Satellite image of the mid-Atlantic on February 7, 2010, two days after Snowmageddon. (NASA)

Two years ago, Snowmageddon, one of the D.C. area’s biggest snowstorms on record, finally came to a close in the late afternoon. That was after dumping a mind boggling 18-32” of snow over the course of about 30 hours. The storm shut the city down for days and is etched in the memories of all those who lived through it.

Link: A guide to Capital Weather Gang’s Snowmageddon content

Gallery: Your Snowmageddon photos

The NASA image above shows how the region appeared from space the day after. Here is NASA’s description:

The Moderate Resolution Imaging Spectroradiometer (MODIS) on NASA’s Terra satellite captured this true-color image on February 7, 2010, showing part of the region affected by heavy snowfall. Snow blankets the area hundreds of kilometers inland from the Atlantic coastline. Along the latitude of New York City, however, snow cover thins considerably.

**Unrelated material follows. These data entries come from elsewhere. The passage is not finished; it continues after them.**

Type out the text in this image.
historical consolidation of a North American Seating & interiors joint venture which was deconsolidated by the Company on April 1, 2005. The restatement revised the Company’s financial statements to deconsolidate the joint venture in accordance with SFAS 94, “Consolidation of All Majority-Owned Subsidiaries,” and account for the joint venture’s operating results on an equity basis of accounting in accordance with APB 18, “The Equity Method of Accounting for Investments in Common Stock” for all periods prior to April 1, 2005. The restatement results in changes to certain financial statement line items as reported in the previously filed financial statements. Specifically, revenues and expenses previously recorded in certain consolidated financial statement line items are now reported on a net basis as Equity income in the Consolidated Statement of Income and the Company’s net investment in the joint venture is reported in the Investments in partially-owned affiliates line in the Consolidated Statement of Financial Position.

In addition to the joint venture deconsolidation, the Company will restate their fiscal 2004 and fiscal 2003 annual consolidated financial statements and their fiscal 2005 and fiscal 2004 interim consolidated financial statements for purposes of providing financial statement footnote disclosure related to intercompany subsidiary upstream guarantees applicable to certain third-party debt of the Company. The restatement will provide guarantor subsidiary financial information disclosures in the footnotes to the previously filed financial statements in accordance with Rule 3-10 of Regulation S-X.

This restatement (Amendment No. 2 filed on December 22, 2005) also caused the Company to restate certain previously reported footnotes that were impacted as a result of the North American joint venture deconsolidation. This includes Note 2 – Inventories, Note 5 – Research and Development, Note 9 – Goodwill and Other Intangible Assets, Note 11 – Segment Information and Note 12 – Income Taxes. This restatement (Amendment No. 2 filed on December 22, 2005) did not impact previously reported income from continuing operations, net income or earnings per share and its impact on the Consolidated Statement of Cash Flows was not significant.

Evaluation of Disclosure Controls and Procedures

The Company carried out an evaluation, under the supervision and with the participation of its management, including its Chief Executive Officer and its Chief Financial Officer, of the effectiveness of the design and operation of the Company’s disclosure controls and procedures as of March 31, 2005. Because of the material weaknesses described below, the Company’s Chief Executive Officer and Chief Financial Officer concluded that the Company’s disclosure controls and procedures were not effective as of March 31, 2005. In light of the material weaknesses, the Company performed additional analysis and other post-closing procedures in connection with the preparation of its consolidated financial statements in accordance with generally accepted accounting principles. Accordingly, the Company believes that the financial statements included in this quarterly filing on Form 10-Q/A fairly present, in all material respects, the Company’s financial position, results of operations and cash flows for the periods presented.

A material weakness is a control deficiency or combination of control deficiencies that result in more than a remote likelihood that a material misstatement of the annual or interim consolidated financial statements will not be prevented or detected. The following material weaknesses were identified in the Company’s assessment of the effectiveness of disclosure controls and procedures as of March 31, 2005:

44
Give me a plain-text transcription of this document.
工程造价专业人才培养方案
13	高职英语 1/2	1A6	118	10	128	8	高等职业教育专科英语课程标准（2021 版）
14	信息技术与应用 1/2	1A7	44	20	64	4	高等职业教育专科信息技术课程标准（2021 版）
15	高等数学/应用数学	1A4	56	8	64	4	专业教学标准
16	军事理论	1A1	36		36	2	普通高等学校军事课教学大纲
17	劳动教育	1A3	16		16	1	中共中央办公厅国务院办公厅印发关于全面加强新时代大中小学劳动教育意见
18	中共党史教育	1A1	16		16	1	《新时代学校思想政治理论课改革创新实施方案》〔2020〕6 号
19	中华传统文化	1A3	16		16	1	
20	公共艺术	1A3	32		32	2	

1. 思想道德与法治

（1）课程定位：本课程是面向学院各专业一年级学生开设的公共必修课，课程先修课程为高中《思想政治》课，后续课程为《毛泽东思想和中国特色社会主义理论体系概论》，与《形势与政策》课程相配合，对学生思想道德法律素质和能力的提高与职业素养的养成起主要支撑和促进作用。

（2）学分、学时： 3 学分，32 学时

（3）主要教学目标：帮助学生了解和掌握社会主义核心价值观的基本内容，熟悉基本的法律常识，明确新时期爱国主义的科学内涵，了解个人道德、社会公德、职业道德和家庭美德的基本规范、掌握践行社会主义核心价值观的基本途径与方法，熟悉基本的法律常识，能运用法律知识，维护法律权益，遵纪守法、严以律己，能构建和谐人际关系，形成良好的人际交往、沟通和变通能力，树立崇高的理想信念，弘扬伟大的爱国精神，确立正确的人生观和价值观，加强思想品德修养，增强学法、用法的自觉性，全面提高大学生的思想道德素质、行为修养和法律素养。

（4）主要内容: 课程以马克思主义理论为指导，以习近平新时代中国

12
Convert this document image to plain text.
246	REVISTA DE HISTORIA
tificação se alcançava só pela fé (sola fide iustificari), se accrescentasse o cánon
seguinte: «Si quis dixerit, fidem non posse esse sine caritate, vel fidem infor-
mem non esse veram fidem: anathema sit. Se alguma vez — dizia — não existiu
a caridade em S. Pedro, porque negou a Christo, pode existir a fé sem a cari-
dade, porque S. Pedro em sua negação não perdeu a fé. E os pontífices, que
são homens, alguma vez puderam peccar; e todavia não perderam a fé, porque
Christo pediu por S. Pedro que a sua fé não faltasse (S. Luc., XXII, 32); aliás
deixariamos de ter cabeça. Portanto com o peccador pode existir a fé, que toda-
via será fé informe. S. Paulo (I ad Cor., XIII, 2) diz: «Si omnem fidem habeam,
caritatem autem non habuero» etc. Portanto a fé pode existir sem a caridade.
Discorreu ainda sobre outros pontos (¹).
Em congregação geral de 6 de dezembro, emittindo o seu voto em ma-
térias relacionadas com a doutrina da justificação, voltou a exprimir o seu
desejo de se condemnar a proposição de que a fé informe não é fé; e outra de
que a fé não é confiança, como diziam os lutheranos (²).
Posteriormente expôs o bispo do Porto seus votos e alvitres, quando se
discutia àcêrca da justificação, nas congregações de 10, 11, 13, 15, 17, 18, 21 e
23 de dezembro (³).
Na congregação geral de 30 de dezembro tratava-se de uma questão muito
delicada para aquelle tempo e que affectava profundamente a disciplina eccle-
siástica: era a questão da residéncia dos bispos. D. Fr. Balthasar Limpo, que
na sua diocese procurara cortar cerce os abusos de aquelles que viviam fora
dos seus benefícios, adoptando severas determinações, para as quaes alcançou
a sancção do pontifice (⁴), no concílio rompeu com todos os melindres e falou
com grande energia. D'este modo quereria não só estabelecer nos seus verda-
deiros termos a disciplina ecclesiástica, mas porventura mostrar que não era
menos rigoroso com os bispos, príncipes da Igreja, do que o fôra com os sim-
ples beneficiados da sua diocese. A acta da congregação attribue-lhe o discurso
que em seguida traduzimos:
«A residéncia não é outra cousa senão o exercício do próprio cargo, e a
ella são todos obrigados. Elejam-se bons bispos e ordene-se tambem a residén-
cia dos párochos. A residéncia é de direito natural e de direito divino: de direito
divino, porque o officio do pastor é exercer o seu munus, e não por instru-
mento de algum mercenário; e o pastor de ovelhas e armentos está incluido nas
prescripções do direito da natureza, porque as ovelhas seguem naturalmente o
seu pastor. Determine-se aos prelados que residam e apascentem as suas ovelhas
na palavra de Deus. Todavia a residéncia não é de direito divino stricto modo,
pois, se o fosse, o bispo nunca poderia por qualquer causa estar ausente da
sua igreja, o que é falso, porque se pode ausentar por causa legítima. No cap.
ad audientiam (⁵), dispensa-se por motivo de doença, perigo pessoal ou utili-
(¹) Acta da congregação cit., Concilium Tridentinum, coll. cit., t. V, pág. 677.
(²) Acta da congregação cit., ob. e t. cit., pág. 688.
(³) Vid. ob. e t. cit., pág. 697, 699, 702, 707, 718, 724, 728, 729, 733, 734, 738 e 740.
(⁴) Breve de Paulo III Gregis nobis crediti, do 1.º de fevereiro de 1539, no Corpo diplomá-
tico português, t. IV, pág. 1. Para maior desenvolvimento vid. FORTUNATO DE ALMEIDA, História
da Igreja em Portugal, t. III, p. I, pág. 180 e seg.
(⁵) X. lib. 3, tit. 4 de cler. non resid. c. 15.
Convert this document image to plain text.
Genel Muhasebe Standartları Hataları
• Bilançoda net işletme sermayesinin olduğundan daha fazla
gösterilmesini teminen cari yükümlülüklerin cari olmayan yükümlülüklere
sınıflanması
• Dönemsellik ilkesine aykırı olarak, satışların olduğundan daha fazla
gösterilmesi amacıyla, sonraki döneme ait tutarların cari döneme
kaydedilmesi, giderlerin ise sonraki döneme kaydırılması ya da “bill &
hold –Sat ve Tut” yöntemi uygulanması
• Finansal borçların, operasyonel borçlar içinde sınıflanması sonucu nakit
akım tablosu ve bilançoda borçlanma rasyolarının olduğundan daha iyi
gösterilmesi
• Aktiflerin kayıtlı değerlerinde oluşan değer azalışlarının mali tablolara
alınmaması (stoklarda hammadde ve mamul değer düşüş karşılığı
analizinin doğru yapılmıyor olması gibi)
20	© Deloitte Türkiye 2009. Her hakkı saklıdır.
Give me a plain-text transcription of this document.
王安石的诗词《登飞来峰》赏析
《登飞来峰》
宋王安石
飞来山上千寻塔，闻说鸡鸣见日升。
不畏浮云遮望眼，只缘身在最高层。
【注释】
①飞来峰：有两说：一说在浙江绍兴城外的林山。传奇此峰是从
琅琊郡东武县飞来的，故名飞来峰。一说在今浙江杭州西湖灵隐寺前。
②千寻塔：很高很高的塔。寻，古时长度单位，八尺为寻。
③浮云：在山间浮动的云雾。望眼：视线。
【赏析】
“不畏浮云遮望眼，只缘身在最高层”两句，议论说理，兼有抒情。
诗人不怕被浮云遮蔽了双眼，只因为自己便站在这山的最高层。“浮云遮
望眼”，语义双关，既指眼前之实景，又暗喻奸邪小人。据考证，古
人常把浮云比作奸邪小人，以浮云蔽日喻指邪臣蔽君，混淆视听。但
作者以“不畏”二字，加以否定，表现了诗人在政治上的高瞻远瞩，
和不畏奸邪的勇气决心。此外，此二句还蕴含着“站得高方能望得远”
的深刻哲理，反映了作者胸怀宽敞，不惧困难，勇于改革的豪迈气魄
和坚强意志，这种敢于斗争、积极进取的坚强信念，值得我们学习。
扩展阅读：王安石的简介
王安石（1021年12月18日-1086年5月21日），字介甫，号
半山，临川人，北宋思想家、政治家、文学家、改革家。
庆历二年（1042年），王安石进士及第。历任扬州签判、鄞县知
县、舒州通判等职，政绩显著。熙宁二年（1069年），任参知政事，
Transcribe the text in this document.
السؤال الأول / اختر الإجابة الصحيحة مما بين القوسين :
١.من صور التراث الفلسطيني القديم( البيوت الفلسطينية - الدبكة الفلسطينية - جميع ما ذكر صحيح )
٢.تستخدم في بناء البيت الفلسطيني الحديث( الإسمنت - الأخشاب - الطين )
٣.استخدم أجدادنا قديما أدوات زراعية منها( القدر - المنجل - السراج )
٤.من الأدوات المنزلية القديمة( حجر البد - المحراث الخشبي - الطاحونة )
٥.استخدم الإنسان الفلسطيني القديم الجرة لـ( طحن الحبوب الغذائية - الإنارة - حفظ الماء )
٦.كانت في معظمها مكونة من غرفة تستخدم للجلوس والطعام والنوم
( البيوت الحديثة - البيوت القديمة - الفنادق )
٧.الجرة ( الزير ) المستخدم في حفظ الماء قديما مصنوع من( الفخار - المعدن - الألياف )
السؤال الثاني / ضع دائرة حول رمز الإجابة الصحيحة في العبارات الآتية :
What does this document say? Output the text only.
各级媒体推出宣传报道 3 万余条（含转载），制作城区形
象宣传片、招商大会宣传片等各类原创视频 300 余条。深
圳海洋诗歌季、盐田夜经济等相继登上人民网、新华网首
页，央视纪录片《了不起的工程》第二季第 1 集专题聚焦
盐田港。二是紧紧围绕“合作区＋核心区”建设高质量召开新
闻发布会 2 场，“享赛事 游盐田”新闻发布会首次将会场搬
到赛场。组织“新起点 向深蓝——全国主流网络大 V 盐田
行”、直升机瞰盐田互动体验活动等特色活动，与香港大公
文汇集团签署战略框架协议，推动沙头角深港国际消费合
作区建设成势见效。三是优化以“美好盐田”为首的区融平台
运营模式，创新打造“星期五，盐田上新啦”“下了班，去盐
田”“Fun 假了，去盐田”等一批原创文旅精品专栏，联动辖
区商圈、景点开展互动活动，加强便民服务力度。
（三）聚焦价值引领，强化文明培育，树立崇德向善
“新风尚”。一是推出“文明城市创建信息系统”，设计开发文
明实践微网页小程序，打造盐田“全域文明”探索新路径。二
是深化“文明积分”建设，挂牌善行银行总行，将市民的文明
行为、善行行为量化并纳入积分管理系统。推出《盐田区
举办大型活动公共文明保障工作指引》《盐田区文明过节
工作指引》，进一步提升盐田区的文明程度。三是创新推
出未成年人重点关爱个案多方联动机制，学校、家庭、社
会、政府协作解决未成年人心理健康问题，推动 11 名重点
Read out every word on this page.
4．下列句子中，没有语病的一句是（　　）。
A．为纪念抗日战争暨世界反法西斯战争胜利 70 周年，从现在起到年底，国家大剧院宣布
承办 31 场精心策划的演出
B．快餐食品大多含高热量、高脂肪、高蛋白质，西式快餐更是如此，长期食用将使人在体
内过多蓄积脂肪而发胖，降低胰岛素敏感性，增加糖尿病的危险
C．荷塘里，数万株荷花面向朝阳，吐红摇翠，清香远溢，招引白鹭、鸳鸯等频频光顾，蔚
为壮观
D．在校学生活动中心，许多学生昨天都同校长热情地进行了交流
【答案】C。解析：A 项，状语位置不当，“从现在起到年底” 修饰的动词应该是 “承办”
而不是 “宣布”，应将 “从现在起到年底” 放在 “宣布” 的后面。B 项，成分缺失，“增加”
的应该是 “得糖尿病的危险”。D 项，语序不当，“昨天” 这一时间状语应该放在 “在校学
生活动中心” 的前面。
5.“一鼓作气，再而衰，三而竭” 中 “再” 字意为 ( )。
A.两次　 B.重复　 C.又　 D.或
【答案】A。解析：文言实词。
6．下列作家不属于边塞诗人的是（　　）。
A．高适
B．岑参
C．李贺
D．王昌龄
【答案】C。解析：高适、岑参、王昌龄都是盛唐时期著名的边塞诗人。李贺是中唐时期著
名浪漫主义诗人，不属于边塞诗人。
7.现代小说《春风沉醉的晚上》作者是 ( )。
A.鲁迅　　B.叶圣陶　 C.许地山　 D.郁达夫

U.S. snow cover and depth on February 7, 2010. (NOAA)

The mid-Atlantic region had some of the deepest snow cover in the entire nation (outside the high elevations of the West) after the storm. An impressive 60% of the country had snow cover at the time.

U.S. snow cover and depth on February 6, 2012 (NOAA)

Compare the snow cover in 2010 to this year. The mid-Atlantic is almost devoid of snow, and just over 25% of the country has snow cover.